Com verba pública, publicitário do Aliança pelo Brasil cuida de redes sociais de deputados que apoiam protestos antidemocráticos

Empresa contratada vendia cosméticos até fevereiro e foi “reformada” para trabalhar com políticos

Reportagem
8 de maio de 2020
13:13
Este artigo tem mais de 3 ano

O marqueteiro do Aliança pelo Brasil, Sérgio Lima, é o responsável, desde março, pelas redes sociais da sua amiga a deputada federal Bia Kicis (PSL-DF), e de outros três parlamentares do PSL que estão na linha de frente da criação da nova legenda do presidente Jair Bolsonaro (sem partido). Os quatro deputados também corroboram o discurso anti-isolamento social contra a Covid-19, espalhando desinformação e, no caso da deputada, fake news sobre a doença.
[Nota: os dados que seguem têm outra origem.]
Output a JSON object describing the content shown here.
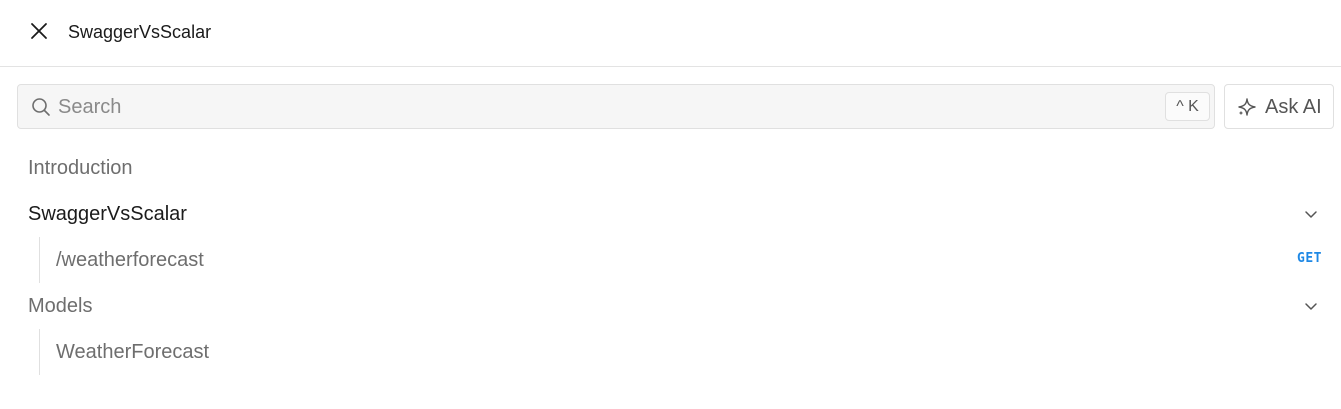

Apoiados nessa narrativa construída na internet, os parlamentares saíram às ruas para participar de atos antidemocráticos que também contaram com o apoio da cúpula do Aliança.
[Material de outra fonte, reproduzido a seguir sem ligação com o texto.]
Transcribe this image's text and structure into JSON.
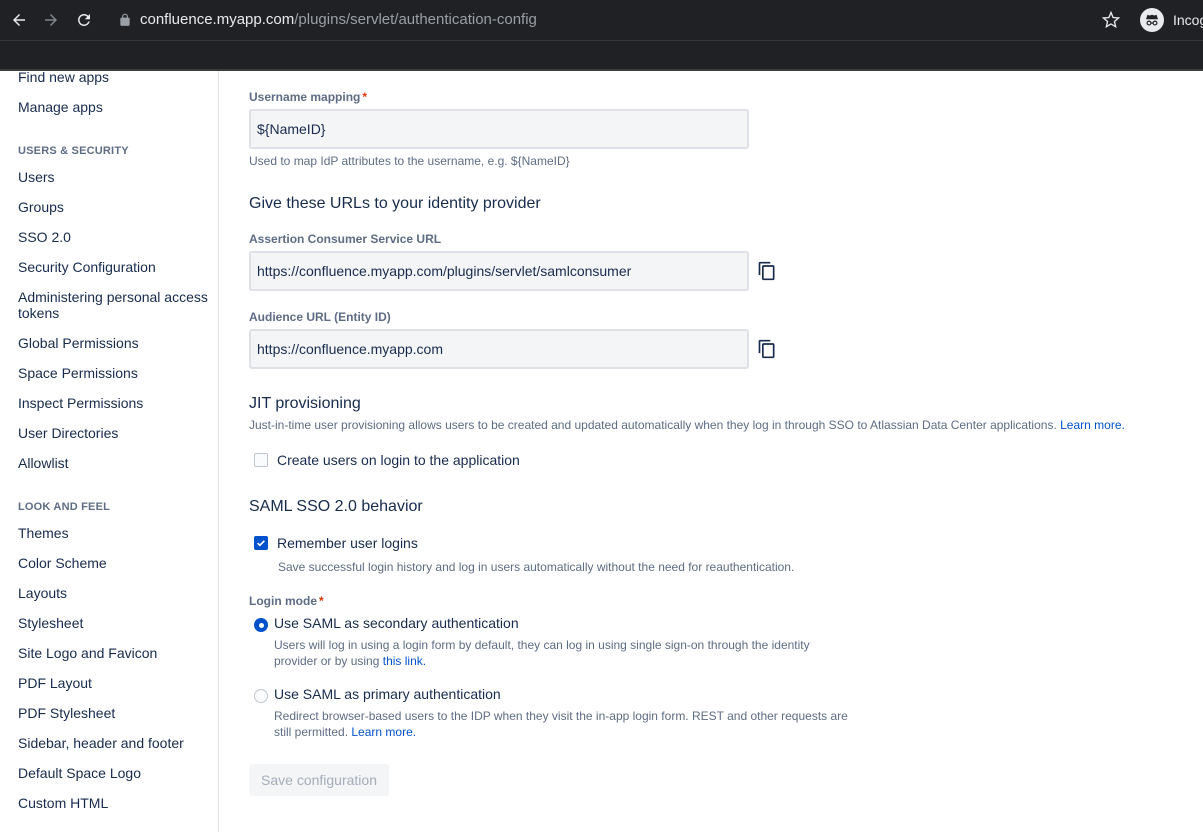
{
  "browser": {
    "url_host": "confluence.myapp.com",
    "url_path": "/plugins/servlet/authentication-config",
    "profile_label": "Incognito"
  },
  "sidebar": {
    "top_items": [
      "Find new apps",
      "Manage apps"
    ],
    "users_security": {
      "heading": "USERS & SECURITY",
      "items": [
        "Users",
        "Groups",
        "SSO 2.0",
        "Security Configuration",
        "Administering personal access tokens",
        "Global Permissions",
        "Space Permissions",
        "Inspect Permissions",
        "User Directories",
        "Allowlist"
      ]
    },
    "look_feel": {
      "heading": "LOOK AND FEEL",
      "items": [
        "Themes",
        "Color Scheme",
        "Layouts",
        "Stylesheet",
        "Site Logo and Favicon",
        "PDF Layout",
        "PDF Stylesheet",
        "Sidebar, header and footer",
        "Default Space Logo",
        "Custom HTML"
      ]
    }
  },
  "form": {
    "username_mapping": {
      "label": "Username mapping",
      "required_mark": "*",
      "value": "${NameID}",
      "help": "Used to map IdP attributes to the username, e.g. ${NameID}"
    },
    "urls_section_title": "Give these URLs to your identity provider",
    "acs_url": {
      "label": "Assertion Consumer Service URL",
      "value": "https://confluence.myapp.com/plugins/servlet/samlconsumer"
    },
    "audience_url": {
      "label": "Audience URL (Entity ID)",
      "value": "https://confluence.myapp.com"
    },
    "jit": {
      "title": "JIT provisioning",
      "description": "Just-in-time user provisioning allows users to be created and updated automatically when they log in through SSO to Atlassian Data Center applications.",
      "learn_more": "Learn more.",
      "checkbox_label": "Create users on login to the application",
      "checked": false
    },
    "behavior": {
      "title": "SAML SSO 2.0 behavior",
      "remember_label": "Remember user logins",
      "remember_checked": true,
      "remember_help": "Save successful login history and log in users automatically without the need for reauthentication."
    },
    "login_mode": {
      "label": "Login mode",
      "required_mark": "*",
      "secondary": {
        "label": "Use SAML as secondary authentication",
        "help_line1": "Users will log in using a login form by default, they can log in using single sign-on through the identity",
        "help_line2": "provider or by using",
        "link": "this link.",
        "selected": true
      },
      "primary": {
        "label": "Use SAML as primary authentication",
        "help_line1": "Redirect browser-based users to the IDP when they visit the in-app login form. REST and other requests are",
        "help_line2": "still permitted.",
        "link": "Learn more.",
        "selected": false
      }
    },
    "save_label": "Save configuration"
  }
}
Contratada com dinheiro público da Câmara dos Deputados – com a rubrica “divulgação parlamentar” –, a Inclutech Tecnologia de Informação, que tem como segundo sócio Walter Scigliano, era uma empresa de cosméticos até fevereiro, quando sua atividade econômica foi alterada, na Junta Comercial de São Paulo, de “comércio varejista de cosméticos, produtos de perfumaria e de higiene pessoal, lojas de variedades” para prestar serviços publicitários.

Lima afirmou à Agência Pública que a empresa foi reformulada para atender o mercado político. “Provavelmente vai ser essa empresa que eu vou ficar focado para fazer essa parte de política, ou quem sabe eu até ganhe um aprendizado aí para oficializar uma candidatura minha no futuro, quem sabe”, disse.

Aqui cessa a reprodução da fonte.